Briefe aus der Quarantäne (7): Es wird immer stiller, man hört Musik und nimmt Fäden zur Vergangenheit auf
Mailand (22. März) – Sonntag, der fünfzehnte Tag im Ausnahmezustand. Eine gespenstische Ruhe liegt über der Stadt. Die Schlangen vor der Esselunga in dem Viale Piave werden länger. Heute Morgen hatte ich noch Glück – nur etwa 25 Minuten Wartezeit. In den Medien hört man von abenteuerlichen Schlangebildungen in Italien bis zwei Stunden und mehr. Und die Gesichter werden ernster. Zunächst war das Anstehen vor dem Supermarkt Gelegenheit für einen Schwatz, einen Scherz mit anderen – immer Abstand wahrenden – Wartenden. Heute herrscht Stille auch in der Schlange. Immer mehr Menschen sterben. In der Lombardei sind es inzwischen über 3000, gut 1000 allein in den vergangenen drei Tagen.
Die Todesanzeigen in Italien sind traditionell klein, wenige Worte der Anteilnahme auf ein, zwei Zentimetern. Im Corriere della Sera füllen sie neuerdings zwei Seiten. Den Angehörigen der Verstorbenen wird nicht gestattet, ihre Trauer „zu leben“. Beerdigungsriten sind auf die „Zeit danach“ verschoben. Es schmerzt, dass die Toten aus den besonders betroffenen Gebieten um Bergamo und Brescia nicht einmal in ihrer Kleidung in die Särge gelegt werden, sondern eilig in Plastik gehüllt. Entsetzen haben die Bilder des Militärtransportes von Leichen aus Bergamo nach Ferrara ausgelöst. An einem Zeitungskiosk bei der Porta Venezia hängt ein Zettel mit der Aufschrift: „Ich rede nicht über den Coronavirus“.
Bis 200 Meter vor die Haustür
Seit heute ist in ganz Italien das Wirtschaftsleben auf das Notwendigste reduziert. Betriebe, die keine lebenswichtigen Güter herstellen, müssen ihre Produktion einstellen. Die Arbeitskräfte bleiben zuhause. In der Lombardei sind zudem die Ausgangsbeschränkungen noch verschärft worden. Joggen ist nur in unmittelbarer Umgebung der Wohnung erlaubt, den Hund darf man bis 200 Meter vor die Haustür bringen. Die Kinder, die in der selben Stadt wohnt, sieht man nur noch über Skype. Wie länge hält eine Gesellschaft so etwas aus?

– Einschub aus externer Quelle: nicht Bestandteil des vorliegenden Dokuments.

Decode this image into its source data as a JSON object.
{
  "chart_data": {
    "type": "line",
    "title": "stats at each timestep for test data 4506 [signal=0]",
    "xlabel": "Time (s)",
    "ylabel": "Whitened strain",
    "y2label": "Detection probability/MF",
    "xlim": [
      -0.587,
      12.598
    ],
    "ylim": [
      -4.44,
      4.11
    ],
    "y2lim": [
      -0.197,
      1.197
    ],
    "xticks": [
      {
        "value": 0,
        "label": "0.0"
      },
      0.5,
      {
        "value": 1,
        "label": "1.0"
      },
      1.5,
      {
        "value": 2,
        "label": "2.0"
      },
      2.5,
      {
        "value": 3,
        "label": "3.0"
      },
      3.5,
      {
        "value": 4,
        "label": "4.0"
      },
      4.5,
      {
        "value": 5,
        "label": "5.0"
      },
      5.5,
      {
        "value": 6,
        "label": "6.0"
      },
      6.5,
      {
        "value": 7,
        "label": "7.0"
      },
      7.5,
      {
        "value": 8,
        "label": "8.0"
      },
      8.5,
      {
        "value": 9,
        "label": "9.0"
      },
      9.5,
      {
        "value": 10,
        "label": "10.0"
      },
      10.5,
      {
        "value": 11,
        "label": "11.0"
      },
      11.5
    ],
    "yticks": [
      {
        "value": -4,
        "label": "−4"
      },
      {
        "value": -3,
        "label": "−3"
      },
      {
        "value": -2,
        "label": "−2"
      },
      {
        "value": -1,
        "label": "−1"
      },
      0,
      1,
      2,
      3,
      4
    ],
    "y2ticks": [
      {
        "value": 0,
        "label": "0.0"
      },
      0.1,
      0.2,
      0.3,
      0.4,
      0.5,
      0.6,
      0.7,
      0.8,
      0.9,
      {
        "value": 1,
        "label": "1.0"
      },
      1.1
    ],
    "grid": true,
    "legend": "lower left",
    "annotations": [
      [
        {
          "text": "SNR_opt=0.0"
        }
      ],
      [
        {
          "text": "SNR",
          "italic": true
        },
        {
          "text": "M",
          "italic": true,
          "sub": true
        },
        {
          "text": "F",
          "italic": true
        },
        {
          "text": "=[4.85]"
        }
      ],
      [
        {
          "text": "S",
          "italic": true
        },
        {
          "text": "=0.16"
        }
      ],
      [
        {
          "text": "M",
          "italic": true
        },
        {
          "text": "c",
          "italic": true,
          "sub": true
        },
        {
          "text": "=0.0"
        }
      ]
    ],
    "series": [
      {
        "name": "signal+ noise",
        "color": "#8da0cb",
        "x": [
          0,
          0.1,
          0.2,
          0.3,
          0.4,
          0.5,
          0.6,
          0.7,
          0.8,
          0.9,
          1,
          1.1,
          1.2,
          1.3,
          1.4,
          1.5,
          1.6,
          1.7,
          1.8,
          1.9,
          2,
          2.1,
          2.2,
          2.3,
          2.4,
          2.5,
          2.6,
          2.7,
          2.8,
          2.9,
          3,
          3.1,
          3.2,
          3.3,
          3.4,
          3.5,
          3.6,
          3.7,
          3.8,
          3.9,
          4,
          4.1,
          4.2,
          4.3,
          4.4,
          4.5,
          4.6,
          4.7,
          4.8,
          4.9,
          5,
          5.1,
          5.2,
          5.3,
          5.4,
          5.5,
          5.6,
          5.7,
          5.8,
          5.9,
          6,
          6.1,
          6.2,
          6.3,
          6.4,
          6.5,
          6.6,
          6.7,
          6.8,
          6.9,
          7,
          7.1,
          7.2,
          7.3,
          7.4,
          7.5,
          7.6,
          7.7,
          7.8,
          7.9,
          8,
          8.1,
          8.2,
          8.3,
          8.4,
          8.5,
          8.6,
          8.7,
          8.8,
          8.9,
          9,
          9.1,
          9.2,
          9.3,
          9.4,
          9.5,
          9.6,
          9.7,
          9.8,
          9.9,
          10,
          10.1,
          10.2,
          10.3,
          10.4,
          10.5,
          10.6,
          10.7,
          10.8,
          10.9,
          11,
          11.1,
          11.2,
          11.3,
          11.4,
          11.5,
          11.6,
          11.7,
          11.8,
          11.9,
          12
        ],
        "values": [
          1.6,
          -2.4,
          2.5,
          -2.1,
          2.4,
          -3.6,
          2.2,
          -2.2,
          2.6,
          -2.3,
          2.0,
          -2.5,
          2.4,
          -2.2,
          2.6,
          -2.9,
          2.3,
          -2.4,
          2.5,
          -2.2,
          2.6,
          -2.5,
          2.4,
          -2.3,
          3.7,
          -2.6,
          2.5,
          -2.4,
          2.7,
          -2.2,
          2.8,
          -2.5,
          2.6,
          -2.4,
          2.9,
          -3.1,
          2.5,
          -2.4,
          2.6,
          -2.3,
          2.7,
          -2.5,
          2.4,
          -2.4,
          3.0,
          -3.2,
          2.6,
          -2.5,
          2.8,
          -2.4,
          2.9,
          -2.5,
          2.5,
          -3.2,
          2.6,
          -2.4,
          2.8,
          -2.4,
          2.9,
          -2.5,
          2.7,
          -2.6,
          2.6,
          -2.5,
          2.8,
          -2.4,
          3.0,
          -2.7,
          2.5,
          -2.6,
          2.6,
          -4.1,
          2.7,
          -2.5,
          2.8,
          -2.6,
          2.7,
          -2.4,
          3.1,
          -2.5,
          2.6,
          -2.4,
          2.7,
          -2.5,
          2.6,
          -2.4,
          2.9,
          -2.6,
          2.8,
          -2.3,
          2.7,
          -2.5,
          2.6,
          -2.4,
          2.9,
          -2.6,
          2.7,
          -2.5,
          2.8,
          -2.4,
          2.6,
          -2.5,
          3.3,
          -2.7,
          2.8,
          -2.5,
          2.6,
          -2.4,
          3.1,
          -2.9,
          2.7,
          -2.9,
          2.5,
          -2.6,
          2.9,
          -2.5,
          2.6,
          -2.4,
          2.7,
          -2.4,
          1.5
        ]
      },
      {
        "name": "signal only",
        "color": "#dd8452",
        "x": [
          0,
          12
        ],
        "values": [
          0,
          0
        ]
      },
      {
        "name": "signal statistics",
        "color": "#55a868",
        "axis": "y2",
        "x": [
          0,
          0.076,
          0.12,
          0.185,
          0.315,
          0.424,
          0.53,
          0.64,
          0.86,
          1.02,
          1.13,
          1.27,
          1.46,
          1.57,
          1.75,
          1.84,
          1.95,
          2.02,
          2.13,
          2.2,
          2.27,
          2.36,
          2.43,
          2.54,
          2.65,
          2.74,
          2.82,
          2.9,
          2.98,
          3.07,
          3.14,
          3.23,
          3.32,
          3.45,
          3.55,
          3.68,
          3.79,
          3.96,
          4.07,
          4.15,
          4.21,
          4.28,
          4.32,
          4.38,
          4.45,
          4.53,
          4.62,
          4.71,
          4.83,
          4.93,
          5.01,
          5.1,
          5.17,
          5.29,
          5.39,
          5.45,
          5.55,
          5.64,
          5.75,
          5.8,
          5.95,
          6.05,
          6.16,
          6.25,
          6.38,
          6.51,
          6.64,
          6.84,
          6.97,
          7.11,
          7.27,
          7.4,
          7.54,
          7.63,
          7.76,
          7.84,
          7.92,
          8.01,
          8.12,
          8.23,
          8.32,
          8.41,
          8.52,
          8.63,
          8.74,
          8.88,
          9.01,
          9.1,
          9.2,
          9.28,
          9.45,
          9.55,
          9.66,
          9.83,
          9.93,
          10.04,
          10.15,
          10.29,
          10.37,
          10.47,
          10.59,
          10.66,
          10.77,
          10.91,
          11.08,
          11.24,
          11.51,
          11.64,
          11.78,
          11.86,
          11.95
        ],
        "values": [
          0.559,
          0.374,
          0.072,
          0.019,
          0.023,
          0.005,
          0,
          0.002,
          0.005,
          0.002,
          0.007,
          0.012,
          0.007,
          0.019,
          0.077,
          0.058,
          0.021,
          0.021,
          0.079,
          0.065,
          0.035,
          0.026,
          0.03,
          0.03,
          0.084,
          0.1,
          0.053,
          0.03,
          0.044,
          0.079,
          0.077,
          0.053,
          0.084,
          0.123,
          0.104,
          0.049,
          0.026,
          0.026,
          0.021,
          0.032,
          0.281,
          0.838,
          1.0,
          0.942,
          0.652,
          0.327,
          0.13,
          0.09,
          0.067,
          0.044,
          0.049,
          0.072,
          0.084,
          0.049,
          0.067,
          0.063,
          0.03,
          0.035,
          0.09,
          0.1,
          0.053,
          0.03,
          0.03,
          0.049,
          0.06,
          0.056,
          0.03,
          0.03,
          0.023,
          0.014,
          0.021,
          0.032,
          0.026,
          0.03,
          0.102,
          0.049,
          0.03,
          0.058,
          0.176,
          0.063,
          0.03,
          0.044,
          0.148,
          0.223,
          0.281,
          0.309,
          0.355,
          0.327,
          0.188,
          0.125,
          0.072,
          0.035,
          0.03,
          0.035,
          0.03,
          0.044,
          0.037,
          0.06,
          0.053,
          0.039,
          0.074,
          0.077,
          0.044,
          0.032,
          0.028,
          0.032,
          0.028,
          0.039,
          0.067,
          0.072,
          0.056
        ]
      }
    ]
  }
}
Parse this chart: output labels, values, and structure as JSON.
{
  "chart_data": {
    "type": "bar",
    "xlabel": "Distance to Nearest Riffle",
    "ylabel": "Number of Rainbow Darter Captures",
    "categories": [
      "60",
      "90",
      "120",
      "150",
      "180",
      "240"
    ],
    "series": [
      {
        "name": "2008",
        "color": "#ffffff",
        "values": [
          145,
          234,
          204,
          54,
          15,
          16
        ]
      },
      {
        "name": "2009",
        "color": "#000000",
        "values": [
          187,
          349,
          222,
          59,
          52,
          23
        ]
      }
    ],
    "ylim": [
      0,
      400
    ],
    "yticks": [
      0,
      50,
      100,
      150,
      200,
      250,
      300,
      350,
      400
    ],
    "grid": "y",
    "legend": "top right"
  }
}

Und wie lange der Einzelne? Die 4. Symphonie von Mendelssohn Bartholdy, die „Italienische“, beginnt so heiter – und geht doch in ein Trauermotiv über. In Neapel hatte der Komponist auf seiner Italienreise einen Leichenzug gesehen. Als die Symphonie im Radio gespielt wird, blättere ich in biographischen Notizen zu Felix Mendelssohn Bartholdy. Geboren in Hamburg 1809, gestorben in Leipzig 1847. Ein kurzes deutsches und zugleich europäisches Leben zwischen Berlin und London, Düsseldorf und Paris, Frankfurt und Reisen natürlich nach Italien auf den Spuren Goethes: Venedig, Florenz, Rom, Neapel, Genua, Mailand.
Ein unendlicher Faden
Ach, Europa. In diesen Wochen denkt jedes Land, jedes Region erst einmal an sich, als gäbe es eine Rettung in der Einigelung. Wir zeigen uns gegenseitig unsere wunden Stacheln. Am Dienstag erscheint im Folio-Verlag die deutsche Übersetzung des jüngsten Buches von Paolo Rumiz („Der unendliche Faden“), der sich auf den Weg zu den Benediktinern, „den Erbauern Europas“ gemacht hat. Der Autor schreibt im Vorwort, dass wir in zukünftigen Krisenzeiten vielleicht an die Gründungsväter, „dieses Häufchen mutiger Männer“ denken werden, das im fernen Mittelalter „imstande war, in einer Welt der Angst (…) die Werte der Zivilisation hochzuhalten.“ „Vielleicht“, so Rumiz, „werden wir uns erst später wieder auf die vergessen Werte besinnen: Gastfreundschaft, Zuhören, Eifer, die Freude an erledigter Arbeit, Gebet, Respekt vor der Natur.“
Nein Paolo, nicht später, darauf müssen wir uns jetzt besinnen.